Après deux années de relative détente, le marché de la cyberassurance se retourne. S&P Global Ratings prévoit une hausse des primes de 15 à 20 pour cent pour 2026. Cela semble modéré si l’on ignore le contexte : entre 2020 et 2022, les primes avaient déjà doublé voire triplé pour de nombreuses entreprises. Après un bref recul de 22 pour cent par rapport au pic de 2022, elles repartent à la hausse.
Le volume mondial des primes s’élevait à 15,3 milliards de dollars US en 2025, soit une progression de 7 pour cent. Les analystes anticipent un doublement du volume du marché d’ici 2030, à environ 30 milliards de dollars US. Pour les entreprises des secteurs à haut risque comme la santé et les services financiers, les primes dépassent déjà de 50 pour cent la moyenne du marché.
Les facteurs derrière cette hausse des prix sont structurels, non conjoncturels. Il ne s’agit pas d’un marché cyclique qui se normalise après une phase de détente. Il s’agit d’une réévaluation fondamentale du risque par les assureurs. Les incidents liés aux rançongiciels ont augmenté de 126 pour cent au premier trimestre 2025. Les sinistres majeurs dépassent régulièrement le milliard de dollars US et remettent en question les limites de couverture traditionnelles. Les assureurs réagissent par des primes plus élevées et des conditions plus strictes.
Pour les CFO qui considéraient jusqu’ici les risques informatiques principalement comme un poste d’assurance, cette évolution est un signal d’alarme. L’époque où une police cyber couvrait l’ensemble du risque numérique est révolue. Ce qui est vendu aujourd’hui comme assurance est un produit financier conditionné comportant des restrictions considérables. Qui ne connaît pas ces restrictions et ne les gère pas activement paie pour une illusion de sécurité.
La pénétration du marché est extrêmement inégale. Alors que 80 pour cent des grandes entreprises disposent d’une cyberassurance, seulement 40 à 50 pour cent des entreprises de taille intermédiaire avec un chiffre d’affaires de 100 millions à 1 milliard d’euros ont souscrit une police. Pour les petites et moyennes entreprises, le taux tombe à 10 pour cent.

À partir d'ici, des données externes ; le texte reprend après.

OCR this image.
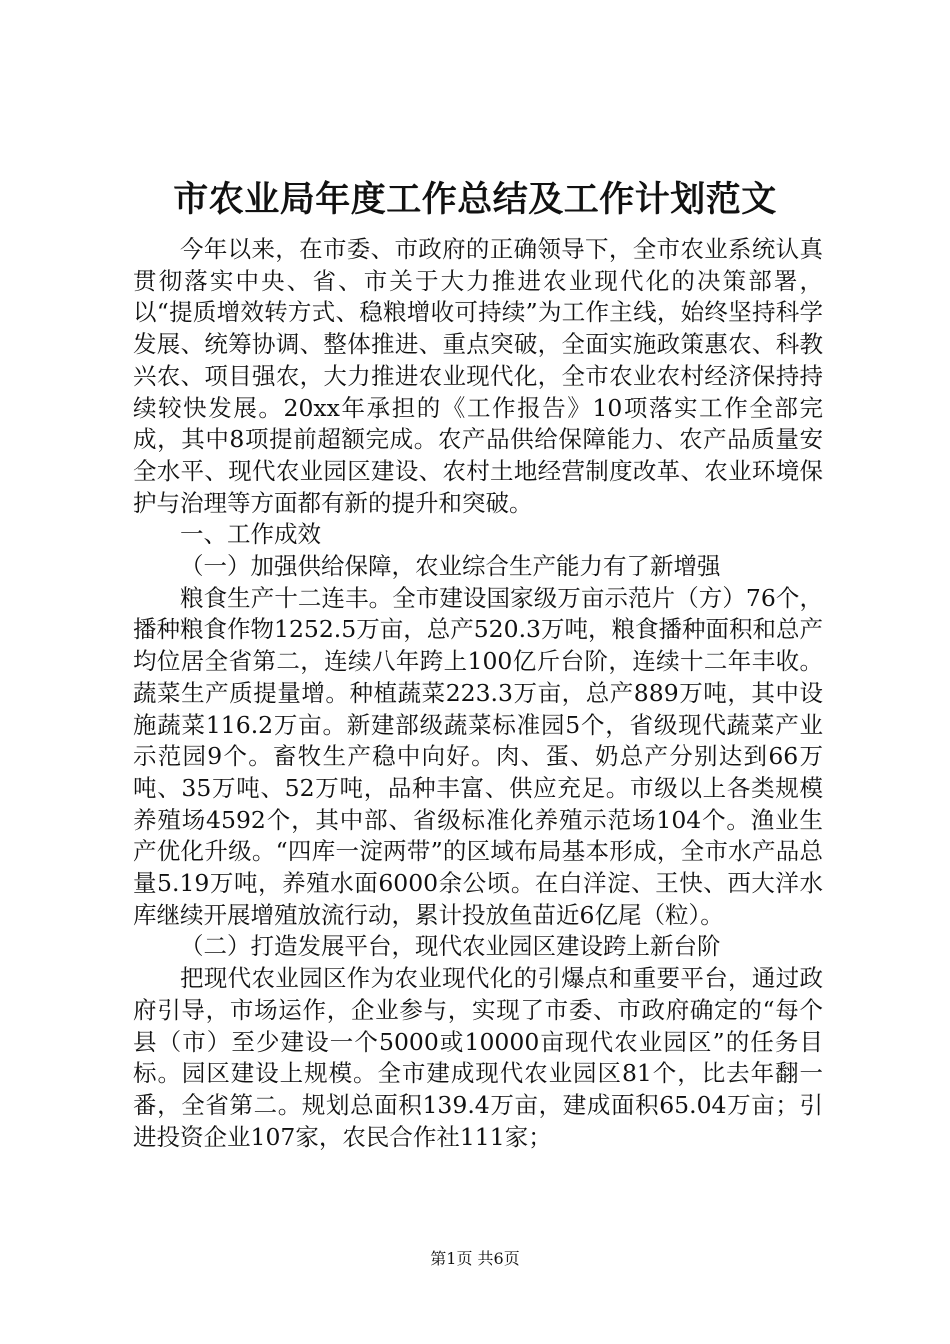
市农业局年度工作总结及工作计划范文

今年以来，在市委、市政府的正确领导下，全市农业系统认真贯彻落实中央、省、市关于大力推进农业现代化的决策部署，以“提质增效转方式、稳粮增收可持续”为工作主线，始终坚持科学发展、统筹协调、整体推进、重点突破，全面实施政策惠农、科教兴农、项目强农，大力推进农业现代化，全市农业农村经济保持持续较快发展。20xx年承担的《工作报告》10项落实工作全部完成，其中8项提前超额完成。农产品供给保障能力、农产品质量安全水平、现代农业园区建设、农村土地经营制度改革、农业环境保护与治理等方面都有新的提升和突破。

一、工作成效

（一）加强供给保障，农业综合生产能力有了新增强

粮食生产十二连丰。全市建设国家级万亩示范片（方）76个，播种粮食作物1252.5万亩，总产520.3万吨，粮食播种面积和总产均位居全省第二，连续八年跨上100亿斤台阶，连续十二年丰收。蔬菜生产质提量增。种植蔬菜223.3万亩，总产889万吨，其中设施蔬菜116.2万亩。新建部级蔬菜标准园5个，省级现代蔬菜产业示范园9个。畜牧生产稳中向好。肉、蛋、奶总产分别达到66万吨、35万吨、52万吨，品种丰富、供应充足。市级以上各类规模养殖场4592个，其中部、省级标准化养殖示范场104个。渔业生产优化升级。“四库一淀两带”的区域布局基本形成，全市水产品总量5.19万吨，养殖水面6000余公顷。在白洋淀、王快、西大洋水库继续开展增殖放流行动，累计投放鱼苗近6亿尾（粒）。

（二）打造发展平台，现代农业园区建设跨上新台阶

把现代农业园区作为农业现代化的引爆点和重要平台，通过政府引导，市场运作，企业参与，实现了市委、市政府确定的“每个县（市）至少建设一个5000或10000亩现代农业园区”的任务目标。园区建设上规模。全市建成现代农业园区81个，比去年翻一番，全省第二。规划总面积139.4万亩，建成面积65.04万亩；引进投资企业107家，农民合作社111家；

第1页 共6页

Ces chiffres signifient que les entreprises les plus vulnérables – parce qu’elles investissent moins dans la cybersécurité et disposent d’une moindre résilience – sont le plus souvent non assurées. Les PME disposent rarement d’équipes de sécurité dédiées, exploitent des systèmes plus anciens et ont des processus de réponse aux incidents moins formalisés. Une attaque par rançongiciel réussie peut menacer l’existence même d’une entreprise non assurée de cette taille. Les coûts totaux moyens d’un cyber-incident – incluant l’interruption d’activité, l’analyse forensique, la restauration et les dommages réputationnels – dépassent fréquemment les résultats annuels des entreprises de taille intermédiaire.
Dans le segment des ETI, un nouveau phénomène émerge : les entreprises qui souhaitent s’assurer échouent de plus en plus face aux exigences de souscription. Les assureurs exigent des contrôles de sécurité vérifiables – détection des terminaux, authentification multifacteur, plans de réponse aux incidents testés, stratégies de sauvegarde sécurisées. Qui ne peut démontrer ces fondamentaux n’obtient soit aucune police, soit une police assortie de restrictions et de franchises considérables. Gallagher décrit cette évolution comme un passage à la « Conditional Coverage » – l’assurance n’est plus vendue, elle se mérite. La police n’est plus un produit que l’on achète, mais une certification que l’on doit conquérir.
L’évolution la plus critique ne concerne pas les primes, mais la couverture. Les cyberassureurs ont introduit au cours des 18 derniers mois une série de nouvelles clauses d’exclusion qui restreignent considérablement l’étendue de la protection.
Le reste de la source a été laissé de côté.